Reported net earnings for the quarter ended December 31, 2005 were $35.1 million, or $0.50 per diluted share, when including the $0.02 effect of restructuring expenses, the $0.01 impact of the hurricane expenses and the $0.05 benefit from the credit for the state tax reserve adjustment, representing a decrease of 18.0% from the $0.61 per diluted share, or reported net earnings of $46.9 million for the same period in the prior year, when including the one-time other income item discussed below.
"We are pleased with the results for the fourth quarter, where we saw improvement in our same store sales trend and exceeded the high end of our expectations for diluted earnings per share," commented Mark E. Speese, the Company's Chairman and Chief Executive Officer. "In addition, we continue to generate significant cash flow from operations that we intend to utilize to enhance stockholder value by, among other things, adding approximately 5% annually to our rent-to-own store base, opening financial services centers in existing rent-to-own stores and repurchasing our outstanding common shares," Speese added.
Year End December 31, 2005 Results
Total reported revenues for the twelve months ended December 31, 2005 increased to $2.339 billion, a 1.1% increase from $2.313 billion for the same period in the prior year. Same store revenues for the twelve month period ending December 31, 2005 decreased 2.3%, compared to a decrease of 3.6% for the twelve month period ending December 31, 2004.
Net earnings for the twelve months ended December 31, 2005 were $141.9 million, or $1.91 per diluted share, when excluding the expenses for restructuring and the impact of the hurricanes as well as the credits for the state tax reserve adjustment, federal tax audit reserve, and litigation reversion discussed below, representing a decrease of 16.2% from the $2.28 per diluted share, or net earnings of $182.7 million for the same period in the prior year, when excluding the one-time other income item and litigation and finance charges discussed below.

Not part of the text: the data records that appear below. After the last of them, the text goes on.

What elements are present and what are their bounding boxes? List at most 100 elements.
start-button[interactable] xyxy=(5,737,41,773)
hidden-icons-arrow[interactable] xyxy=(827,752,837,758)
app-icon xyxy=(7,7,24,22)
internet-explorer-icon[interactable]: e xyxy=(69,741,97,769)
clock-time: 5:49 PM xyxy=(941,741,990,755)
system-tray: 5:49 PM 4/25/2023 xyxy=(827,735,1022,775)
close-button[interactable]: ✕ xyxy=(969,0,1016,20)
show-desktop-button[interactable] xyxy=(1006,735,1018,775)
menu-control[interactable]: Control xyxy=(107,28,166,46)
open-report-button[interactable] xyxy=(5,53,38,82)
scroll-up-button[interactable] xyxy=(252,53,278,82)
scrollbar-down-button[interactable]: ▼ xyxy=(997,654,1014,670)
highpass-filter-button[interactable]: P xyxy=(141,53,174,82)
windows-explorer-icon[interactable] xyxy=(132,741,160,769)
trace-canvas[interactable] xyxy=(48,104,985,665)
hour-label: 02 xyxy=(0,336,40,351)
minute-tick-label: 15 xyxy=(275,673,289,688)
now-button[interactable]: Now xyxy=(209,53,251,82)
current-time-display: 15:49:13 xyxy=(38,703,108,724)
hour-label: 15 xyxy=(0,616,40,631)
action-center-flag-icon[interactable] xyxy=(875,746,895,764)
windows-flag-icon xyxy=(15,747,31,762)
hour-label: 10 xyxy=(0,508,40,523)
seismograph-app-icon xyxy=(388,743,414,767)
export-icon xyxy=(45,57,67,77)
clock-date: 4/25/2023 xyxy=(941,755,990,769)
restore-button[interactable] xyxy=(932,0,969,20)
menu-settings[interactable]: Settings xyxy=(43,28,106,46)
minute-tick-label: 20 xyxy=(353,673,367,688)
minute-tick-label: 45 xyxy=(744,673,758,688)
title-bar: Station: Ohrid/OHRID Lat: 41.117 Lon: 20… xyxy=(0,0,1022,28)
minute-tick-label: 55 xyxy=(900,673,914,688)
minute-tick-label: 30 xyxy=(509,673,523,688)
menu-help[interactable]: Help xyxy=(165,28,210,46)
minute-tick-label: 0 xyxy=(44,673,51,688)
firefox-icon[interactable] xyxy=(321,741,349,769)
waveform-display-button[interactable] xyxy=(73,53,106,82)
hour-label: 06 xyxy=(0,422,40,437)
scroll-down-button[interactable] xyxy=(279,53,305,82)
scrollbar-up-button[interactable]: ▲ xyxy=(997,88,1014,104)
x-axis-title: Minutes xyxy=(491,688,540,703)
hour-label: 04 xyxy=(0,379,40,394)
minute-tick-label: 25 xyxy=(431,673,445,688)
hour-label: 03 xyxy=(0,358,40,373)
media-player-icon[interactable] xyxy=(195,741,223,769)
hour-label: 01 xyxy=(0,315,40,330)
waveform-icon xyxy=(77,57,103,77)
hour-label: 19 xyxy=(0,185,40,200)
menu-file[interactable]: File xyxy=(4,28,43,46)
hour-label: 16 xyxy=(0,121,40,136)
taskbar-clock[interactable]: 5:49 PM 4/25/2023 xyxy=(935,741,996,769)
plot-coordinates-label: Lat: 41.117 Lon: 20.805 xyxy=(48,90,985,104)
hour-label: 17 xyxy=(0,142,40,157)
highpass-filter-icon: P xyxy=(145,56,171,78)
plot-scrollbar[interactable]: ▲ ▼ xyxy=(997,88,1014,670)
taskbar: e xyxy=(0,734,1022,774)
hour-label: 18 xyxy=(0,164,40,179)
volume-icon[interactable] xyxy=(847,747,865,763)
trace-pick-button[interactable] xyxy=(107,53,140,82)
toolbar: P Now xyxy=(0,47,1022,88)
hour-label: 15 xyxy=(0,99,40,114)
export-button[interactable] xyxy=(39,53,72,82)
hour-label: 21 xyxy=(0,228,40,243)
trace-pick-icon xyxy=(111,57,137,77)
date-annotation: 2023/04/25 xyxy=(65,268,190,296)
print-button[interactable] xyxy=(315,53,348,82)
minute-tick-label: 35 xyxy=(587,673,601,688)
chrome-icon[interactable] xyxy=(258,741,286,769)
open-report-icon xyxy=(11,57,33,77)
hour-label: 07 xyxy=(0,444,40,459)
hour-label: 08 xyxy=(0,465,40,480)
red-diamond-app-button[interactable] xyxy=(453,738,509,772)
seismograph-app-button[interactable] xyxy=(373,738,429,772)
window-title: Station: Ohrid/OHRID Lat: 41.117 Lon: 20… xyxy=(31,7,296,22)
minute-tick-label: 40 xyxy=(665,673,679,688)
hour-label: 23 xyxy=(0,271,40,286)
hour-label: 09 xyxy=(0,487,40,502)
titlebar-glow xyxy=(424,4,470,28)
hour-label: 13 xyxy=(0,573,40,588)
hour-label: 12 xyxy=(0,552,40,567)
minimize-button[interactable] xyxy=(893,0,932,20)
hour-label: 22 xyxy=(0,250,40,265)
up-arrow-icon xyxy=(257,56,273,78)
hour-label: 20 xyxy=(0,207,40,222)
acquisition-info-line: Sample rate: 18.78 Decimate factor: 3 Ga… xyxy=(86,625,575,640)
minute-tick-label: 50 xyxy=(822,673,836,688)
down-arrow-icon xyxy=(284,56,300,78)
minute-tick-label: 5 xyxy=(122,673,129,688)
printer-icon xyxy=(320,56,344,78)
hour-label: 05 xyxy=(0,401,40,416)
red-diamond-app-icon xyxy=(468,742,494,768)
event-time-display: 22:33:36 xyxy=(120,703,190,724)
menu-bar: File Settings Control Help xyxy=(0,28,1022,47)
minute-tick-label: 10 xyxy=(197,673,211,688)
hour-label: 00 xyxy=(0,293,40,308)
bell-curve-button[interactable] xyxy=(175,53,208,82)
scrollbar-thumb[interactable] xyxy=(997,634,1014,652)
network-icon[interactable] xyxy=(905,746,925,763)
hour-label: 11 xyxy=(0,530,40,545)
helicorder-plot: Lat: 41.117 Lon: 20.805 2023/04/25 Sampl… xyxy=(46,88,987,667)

Reported net earnings for the twelve months ended December 31, 2005 were $135.7 million, or $1.83 per diluted share, when including the $0.14 effect of restructuring expenses and the $0.09 impact of the hurricane expenses as well as $0.05 for the state tax reserve adjustment credit, $0.03 for the federal tax audit reserve credit, and $0.07 for the litigation reversion credit, representing a decrease of 5.7% from the $1.94 per diluted share, or reported net earnings of $155.9 million for the same period in the prior year, when including the one-time other income item and litigation and finance charges discussed below.
"Our 2005 earnings were negatively affected by the weakness in our same store sales, which we believe reflects, among other things, higher fuel and energy costs that ultimately suppressed customer demand, and also believe that product evolution, particularly in low end consumer electronics, placed additional pressure on our business," stated Mr. Speese. Mr. Speese added, "I am cautiously optimistic about 2006. Though the potential impact of continued rising fuel and energy costs remains a concern, we also believe we have reached a trough in the impact on our operations from the evolution of low end consumer electronics," Speese continued. "We will continue to focus on improving our store operations, including using our resources prudently and focusing on driving more customer traffic from our advertising initiatives."